DEBATS : en audience publique du 15 Septembre 2025
MIS EN DELIBERE au 20 Novembre 2025
JUGEMENT : signé par le président et le greffier et mis à disposition le 20 Novembre 2025
FAITS ET PROCEDURE
La SCI LE SESQUIER est propriétaire des parcelles sises à MEZE cadastrées BZ [Cadastre 6] et BZ [Cadastre 7] (ci-après [Cadastre 6] et [Cadastre 7]) pour les avoir acquises par acte du 21 novembre 2012.
Mr [Z] [R] est propriétaire de la parcelle contiguë au nord cadastrée BZ [Cadastre 5] (ci-après [Cadastre 5]) pour l’avoir acquise par acte du 2 mai 2013.
La Commune de [Localité 15] est propriétaire de la parcelle contiguë à cette parcelle BZ [Cadastre 5] au nord cadastrée BZ [Cadastre 4] (ci-après [Cadastre 4]) laquelle confronte le domaine public sis [Adresse 10].
La parcelle [Cadastre 6] est équipée d’une maison ancienne, habitée par la famille du gérant de la SCI [Adresse 14] tandis que la parcelle [Cadastre 7] est un terrain nu. Celle-ci bénéficie d’une servitude conventionnelle au sud sur la parcelle [Cadastre 8], également propriété de la Commune de [Localité 15].
Un chemin à l’ouest de la parcelle [Cadastre 5] dessert la parcelle [Cadastre 6] mais aucune servitude n’a à ce jour été créée.
Par courrier du 13 septembre 2019, le conseil des époux [R] a mis en demeure la SCI LE SESQUIER de cesser d’utiliser ledit chemin.
Un muret a été construit par Monsieur [Z] [R], constaté par huissier de justice par procès-verbaux du 1er avril et du 4 mai 2020
Par acte extrajudiciaire du 21 octobre 2020, la SCI LE SEQUIER a assigné en référé les époux [R] aux fins de voir ordonner une mesure d’expertise afin de vérifier l’existence d’une servitude de passage.
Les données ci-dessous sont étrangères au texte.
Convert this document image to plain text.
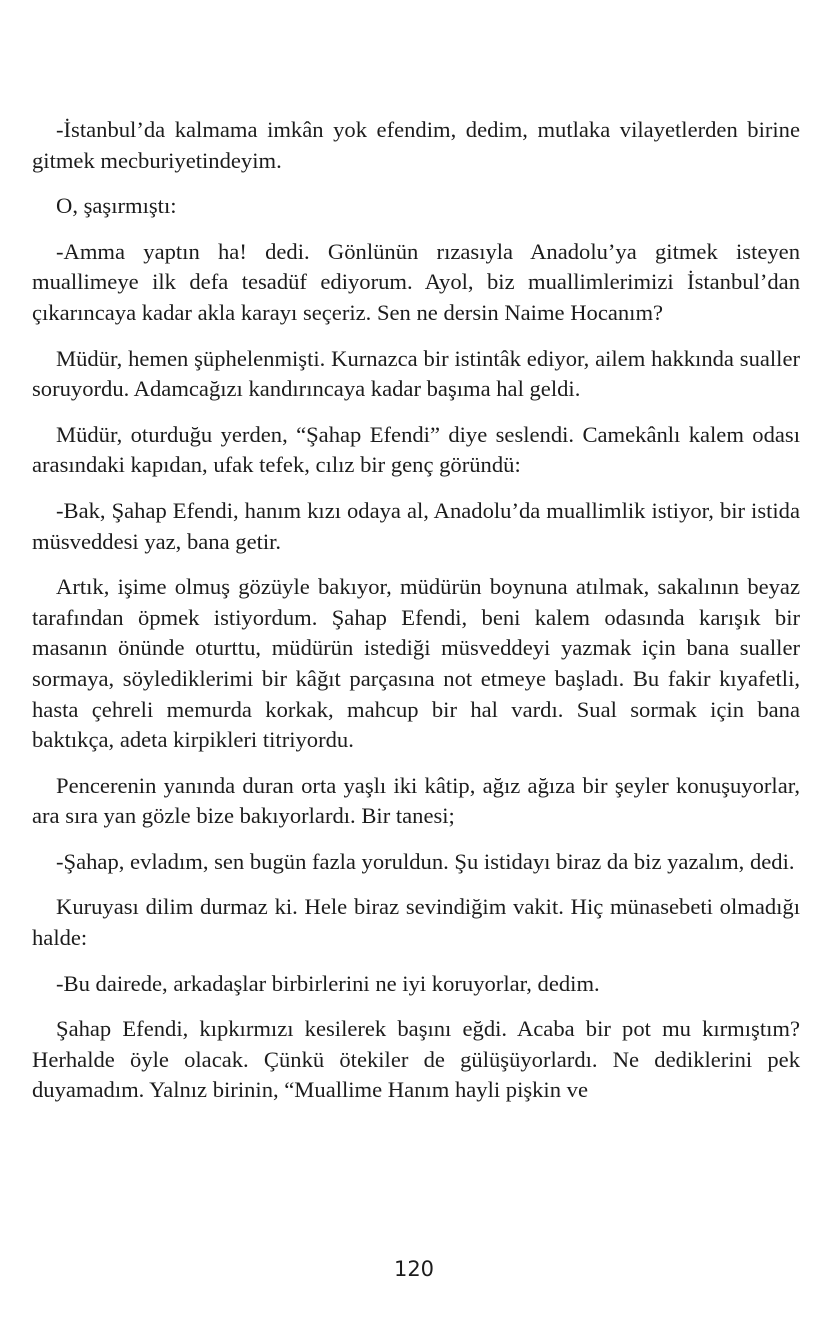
-İstanbul’da kalmama imkân yok efendim, dedim, mutlaka vilayetlerden birine gitmek mecburiyetindeyim.

O, şaşırmıştı:

-Amma yaptın ha! dedi. Gönlünün rızasıyla Anadolu’ya gitmek isteyen muallimeye ilk defa tesadüf ediyorum. Ayol, biz muallimlerimizi İstanbul’dan çıkarıncaya kadar akla karayı seçeriz. Sen ne dersin Naime Hocanım?

Müdür, hemen şüphelenmişti. Kurnazca bir istintâk ediyor, ailem hakkında sualler soruyordu. Adamcağızı kandırıncaya kadar başıma hal geldi.

Müdür, oturduğu yerden, “Şahap Efendi” diye seslendi. Camekânlı kalem odası arasındaki kapıdan, ufak tefek, cılız bir genç göründü:

-Bak, Şahap Efendi, hanım kızı odaya al, Anadolu’da muallimlik istiyor, bir istida müsveddesi yaz, bana getir.

Artık, işime olmuş gözüyle bakıyor, müdürün boynuna atılmak, sakalının beyaz tarafından öpmek istiyordum. Şahap Efendi, beni kalem odasında karışık bir masanın önünde oturttu, müdürün istediği müsveddeyi yazmak için bana sualler sormaya, söylediklerimi bir kâğıt parçasına not etmeye başladı. Bu fakir kıyafetli, hasta çehreli memurda korkak, mahcup bir hal vardı. Sual sormak için bana baktıkça, adeta kirpikleri titriyordu.

Pencerenin yanında duran orta yaşlı iki kâtip, ağız ağıza bir şeyler konuşuyorlar, ara sıra yan gözle bize bakıyorlardı. Bir tanesi;

-Şahap, evladım, sen bugün fazla yoruldun. Şu istidayı biraz da biz yazalım, dedi.

Kuruyası dilim durmaz ki. Hele biraz sevindiğim vakit. Hiç münasebeti olmadığı halde:

-Bu dairede, arkadaşlar birbirlerini ne iyi koruyorlar, dedim.

Şahap Efendi, kıpkırmızı kesilerek başını eğdi. Acaba bir pot mu kırmıştım? Herhalde öyle olacak. Çünkü ötekiler de gülüşüyorlardı. Ne dediklerini pek duyamadım. Yalnız birinin, “Muallime Hanım hayli pişkin ve

120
Par ordonnance du 18 décembre 2020, le juge des référés a ordonné une expertise et désigné Monsieur [J] [O] pour la réaliser.
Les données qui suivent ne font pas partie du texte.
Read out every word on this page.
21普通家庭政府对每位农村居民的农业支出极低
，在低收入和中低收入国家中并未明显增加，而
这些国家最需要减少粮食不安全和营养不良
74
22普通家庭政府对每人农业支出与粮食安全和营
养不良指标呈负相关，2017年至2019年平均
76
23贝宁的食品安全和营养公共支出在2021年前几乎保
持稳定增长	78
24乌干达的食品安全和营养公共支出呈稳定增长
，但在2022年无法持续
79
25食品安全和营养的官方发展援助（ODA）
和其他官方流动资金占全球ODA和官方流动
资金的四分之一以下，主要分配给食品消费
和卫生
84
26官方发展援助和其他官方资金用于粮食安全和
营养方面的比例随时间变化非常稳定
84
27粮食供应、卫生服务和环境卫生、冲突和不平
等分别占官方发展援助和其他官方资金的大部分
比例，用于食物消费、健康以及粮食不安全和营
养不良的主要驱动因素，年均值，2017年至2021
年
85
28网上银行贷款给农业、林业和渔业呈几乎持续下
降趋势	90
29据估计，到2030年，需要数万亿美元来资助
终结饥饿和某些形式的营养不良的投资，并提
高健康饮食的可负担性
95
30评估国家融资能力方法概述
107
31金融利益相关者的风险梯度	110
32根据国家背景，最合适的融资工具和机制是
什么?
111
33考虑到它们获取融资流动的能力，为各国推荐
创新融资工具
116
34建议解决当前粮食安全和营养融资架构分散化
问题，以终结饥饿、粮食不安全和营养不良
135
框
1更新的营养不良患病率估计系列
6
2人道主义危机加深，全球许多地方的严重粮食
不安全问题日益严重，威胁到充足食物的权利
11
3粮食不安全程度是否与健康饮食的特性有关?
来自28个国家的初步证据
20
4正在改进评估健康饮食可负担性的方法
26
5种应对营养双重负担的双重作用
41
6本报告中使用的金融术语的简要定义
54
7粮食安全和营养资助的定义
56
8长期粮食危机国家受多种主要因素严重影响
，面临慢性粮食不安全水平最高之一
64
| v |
Le rapport a été déposé le 12 juillet 2022.
Par acte extrajudiciaire du 29 novembre 2022, la SCI LE SESQUIER a assigné Monsieur [Z] [R], Madame [T] [P] épouse [R] et la commune de MEZE devant le tribunal judiciaire de Montpellier aux fins notamment de faire reconnaître l’existence d’une servitude de passage au profit de la parcelle BZ [Cadastre 6].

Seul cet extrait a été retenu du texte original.